November 19, 2011
Avastin Loses Approval For Breast Cancer Treatment
The U.S. Food and Drug Administration (FDA) has ruled that the drug Avastin should no longer be used by breast cancer patients because there is no proof that it can prolong their lives and because of the medicine's dangerous side effects.
According to the Associated Press (AP), the ruling had been "long expected," but was "sure to disappoint women who say they have run out of other options." The wire service said that FDA Commissioner Dr. Margaret Hamburg said that the decision was a difficult one, but that she believed that patients must be confident that the medication that they take is safe and effective."Sometimes, despite the hopes of investigators, patients, industry and even the F.D.A. itself, the results of rigorous testing can be disappointing," Dr. Hamburg told reporters Friday, according to Andrew Pollack of the New York Times. "This is the case with Avastin when used for the treatment of metastatic breast cancer."

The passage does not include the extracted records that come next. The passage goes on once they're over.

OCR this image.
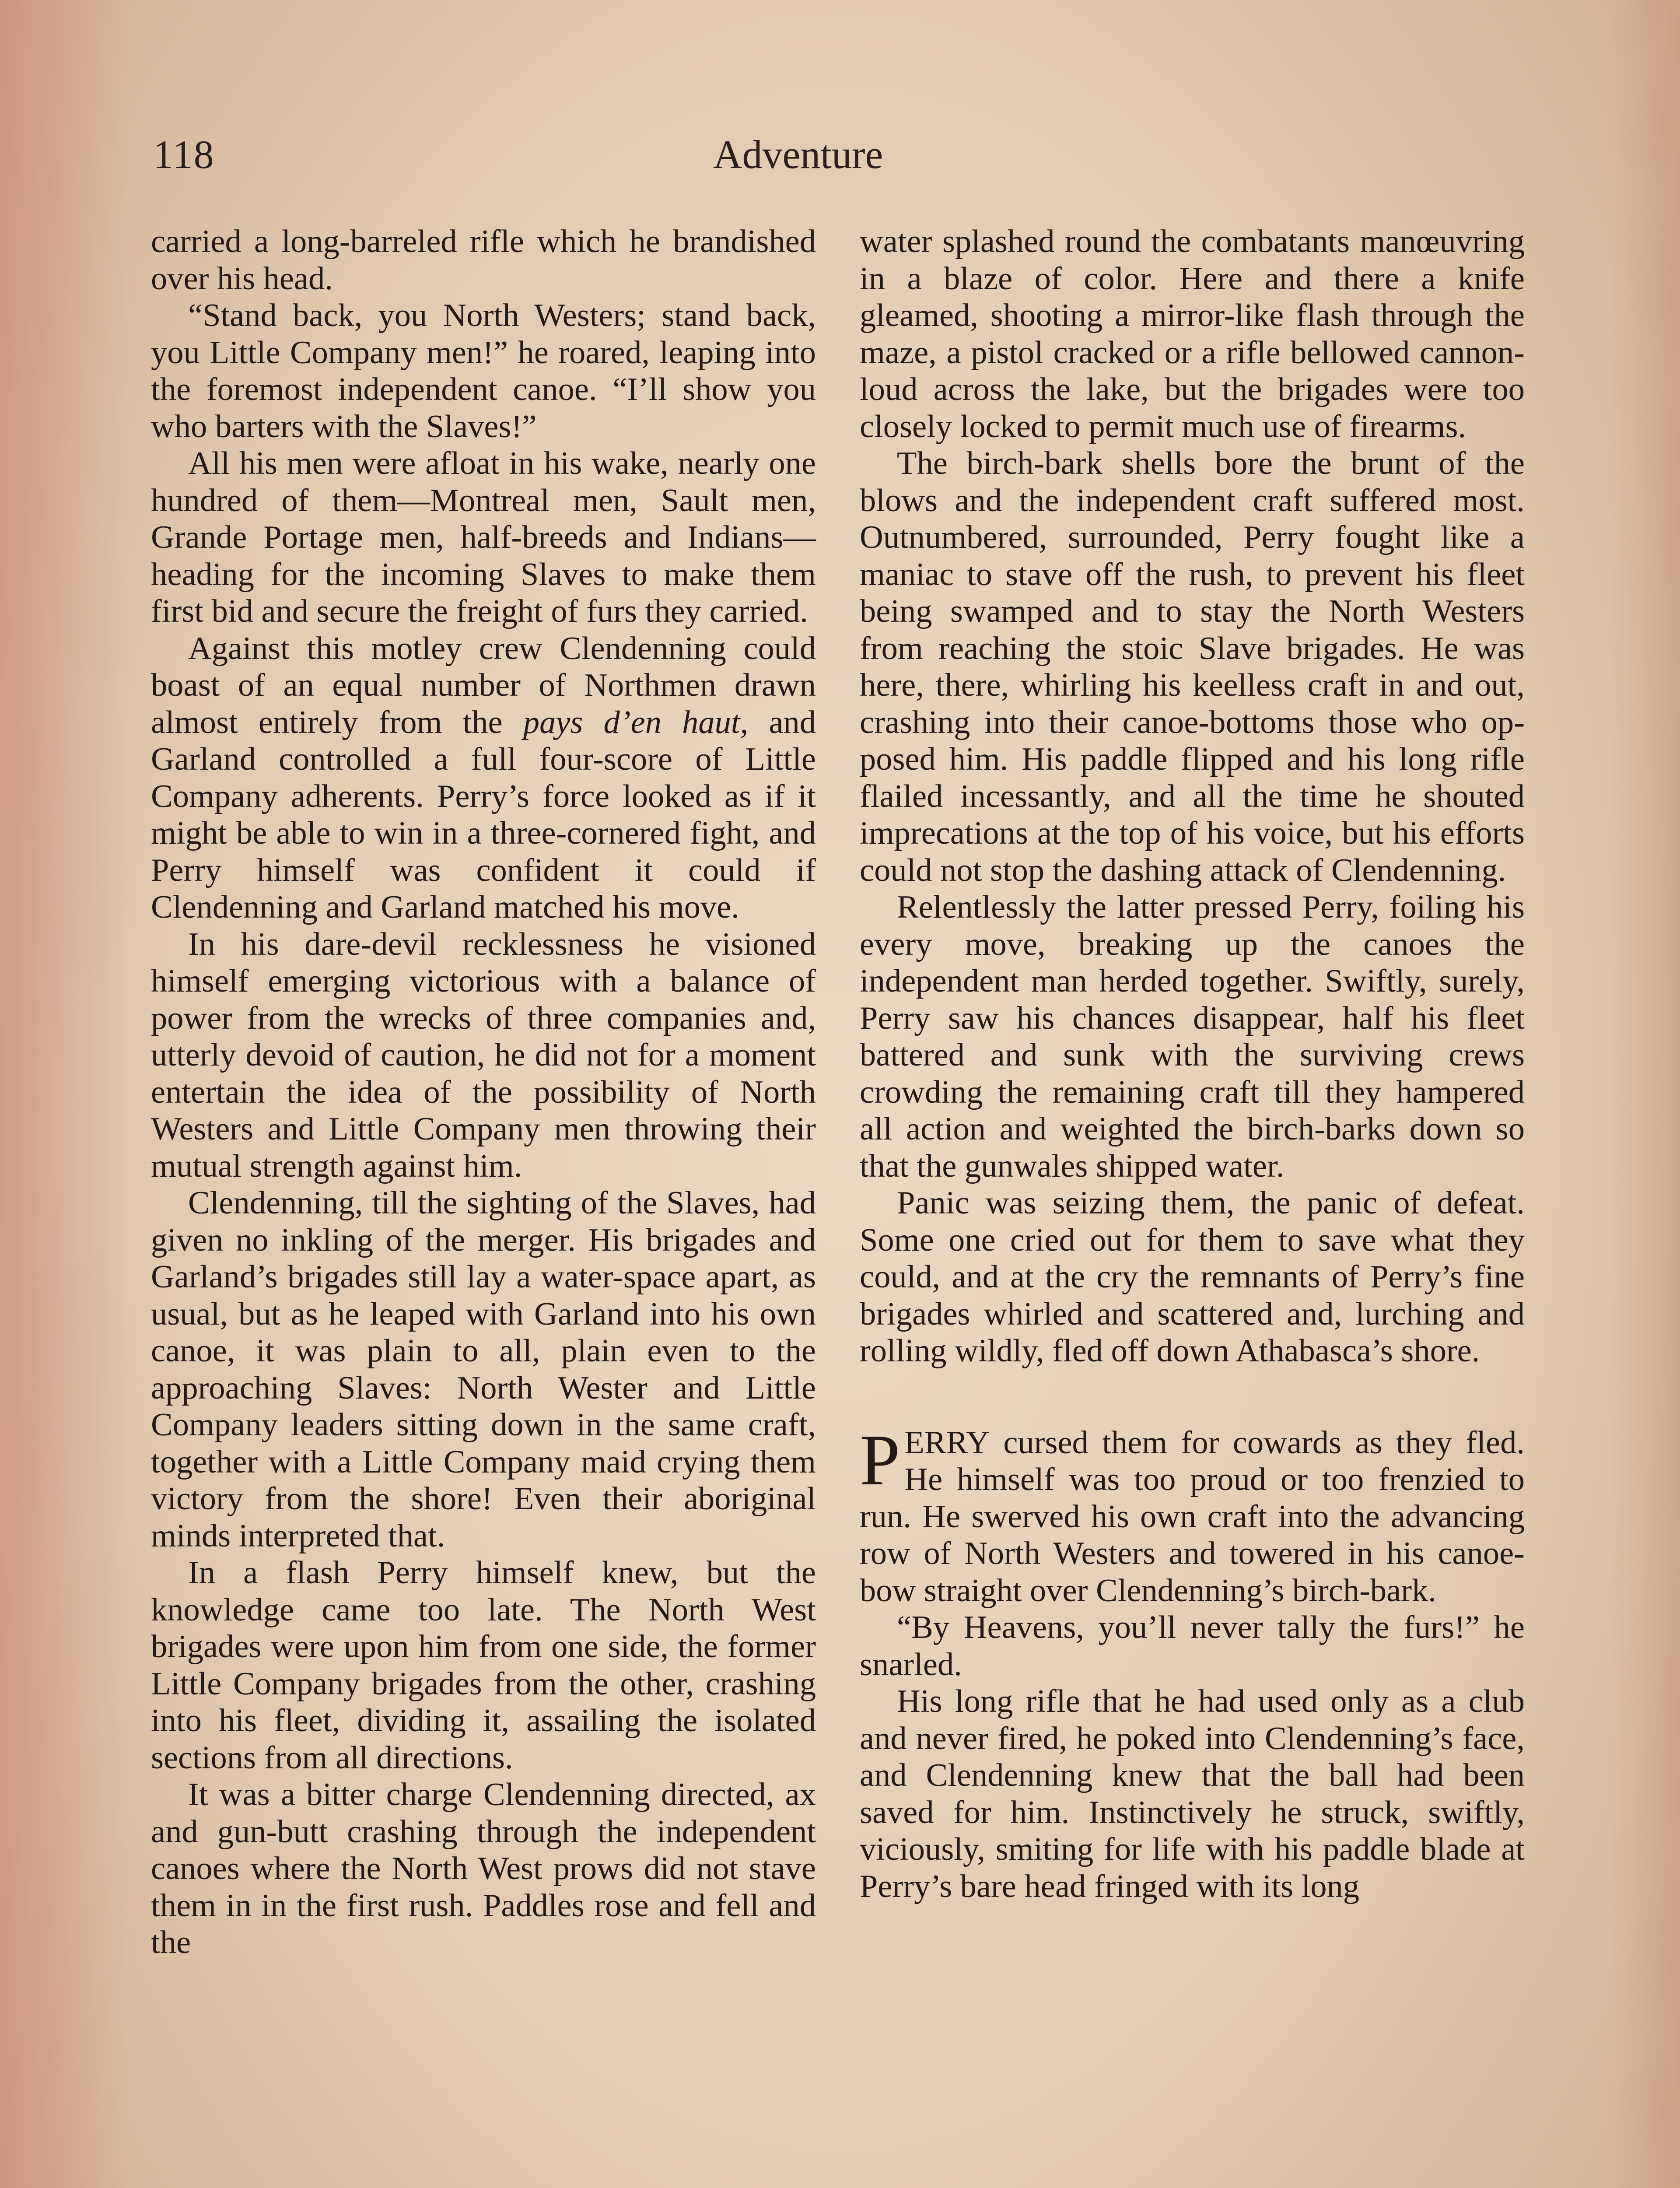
118	Adventure

carried a long-barreled rifle which he brandished over his head.

“Stand back, you North Westers; stand back, you Little Company men!” he roared, leaping into the foremost independent canoe. “I’ll show you who barters with the Slaves!”

All his men were afloat in his wake, nearly one hundred of them—Montreal men, Sault men, Grande Portage men, half-breeds and Indians—heading for the incoming Slaves to make them first bid and secure the freight of furs they carried.

Against this motley crew Clendenning could boast of an equal number of Northmen drawn almost entirely from the pays d’en haut, and Garland controlled a full four-score of Little Company adherents. Perry’s force looked as if it might be able to win in a three-cornered fight, and Perry himself was confident it could if Clendenning and Garland matched his move.

In his dare-devil recklessness he visioned himself emerging victorious with a balance of power from the wrecks of three companies and, utterly devoid of caution, he did not for a moment entertain the idea of the possibility of North Westers and Little Company men throwing their mutual strength against him.

Clendenning, till the sighting of the Slaves, had given no inkling of the merger. His brigades and Garland’s brigades still lay a water-space apart, as usual, but as he leaped with Garland into his own canoe, it was plain to all, plain even to the approaching Slaves: North Wester and Little Company leaders sitting down in the same craft, together with a Little Company maid crying them victory from the shore! Even their aboriginal minds interpreted that.

In a flash Perry himself knew, but the knowledge came too late. The North West brigades were upon him from one side, the former Little Company brigades from the other, crashing into his fleet, dividing it, assailing the isolated sections from all directions.

It was a bitter charge Clendenning directed, ax and gun-butt crashing through the independent canoes where the North West prows did not stave them in in the first rush. Paddles rose and fell and the

water splashed round the combatants manœuvring in a blaze of color. Here and there a knife gleamed, shooting a mirror-like flash through the maze, a pistol cracked or a rifle bellowed cannon-loud across the lake, but the brigades were too closely locked to permit much use of firearms.

The birch-bark shells bore the brunt of the blows and the independent craft suffered most. Outnumbered, surrounded, Perry fought like a maniac to stave off the rush, to prevent his fleet being swamped and to stay the North Westers from reaching the stoic Slave brigades. He was here, there, whirling his keelless craft in and out, crashing into their canoe-bottoms those who opposed him. His paddle flipped and his long rifle flailed incessantly, and all the time he shouted imprecations at the top of his voice, but his efforts could not stop the dashing attack of Clendenning.

Relentlessly the latter pressed Perry, foiling his every move, breaking up the canoes the independent man herded together. Swiftly, surely, Perry saw his chances disappear, half his fleet battered and sunk with the surviving crews crowding the remaining craft till they hampered all action and weighted the birch-barks down so that the gunwales shipped water.

Panic was seizing them, the panic of defeat. Some one cried out for them to save what they could, and at the cry the remnants of Perry’s fine brigades whirled and scattered and, lurching and rolling wildly, fled off down Athabasca’s shore.

PERRY cursed them for cowards as they fled. He himself was too proud or too frenzied to run. He swerved his own craft into the advancing row of North Westers and towered in his canoe-bow straight over Clendenning’s birch-bark.

“By Heavens, you’ll never tally the furs!” he snarled.

His long rifle that he had used only as a club and never fired, he poked into Clendenning’s face, and Clendenning knew that the ball had been saved for him. Instinctively he struck, swiftly, viciously, smiting for life with his paddle blade at Perry’s bare head fringed with its long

Pollack adds that the drug, which will remain on the market as a treatment option for other forms of cancer, including colon, kidney, and lung cancer. However, it can no longer be prescribed for breast cancer.
That means that insurance companies will likely no longer cover the medicine, though officials told the New York Times that Medicare would still pay for the drug for breast cancer patients. Avastin costs approximately $88,000, and has reportedly caused severe side effects such as high blood pressure and hemorrhaging, Pollack reported on Friday.
Some experts disagreed with the decision, insisting that some patients could benefit from the drug.
"The bottom line is that they are throwing out the baby with the bathwater," Dr. Elisa Port, co-director of the Dubin Breast Center of Mount Sinai Hospital in New York, told Alina Selyukh and Anna Yukhananov of Reuters. "There absolutely may be subsets of carefully chosen breast cancer patients who benefit from Avastin."
Avastin is manufactured by Swiss pharmaceutical company Roche.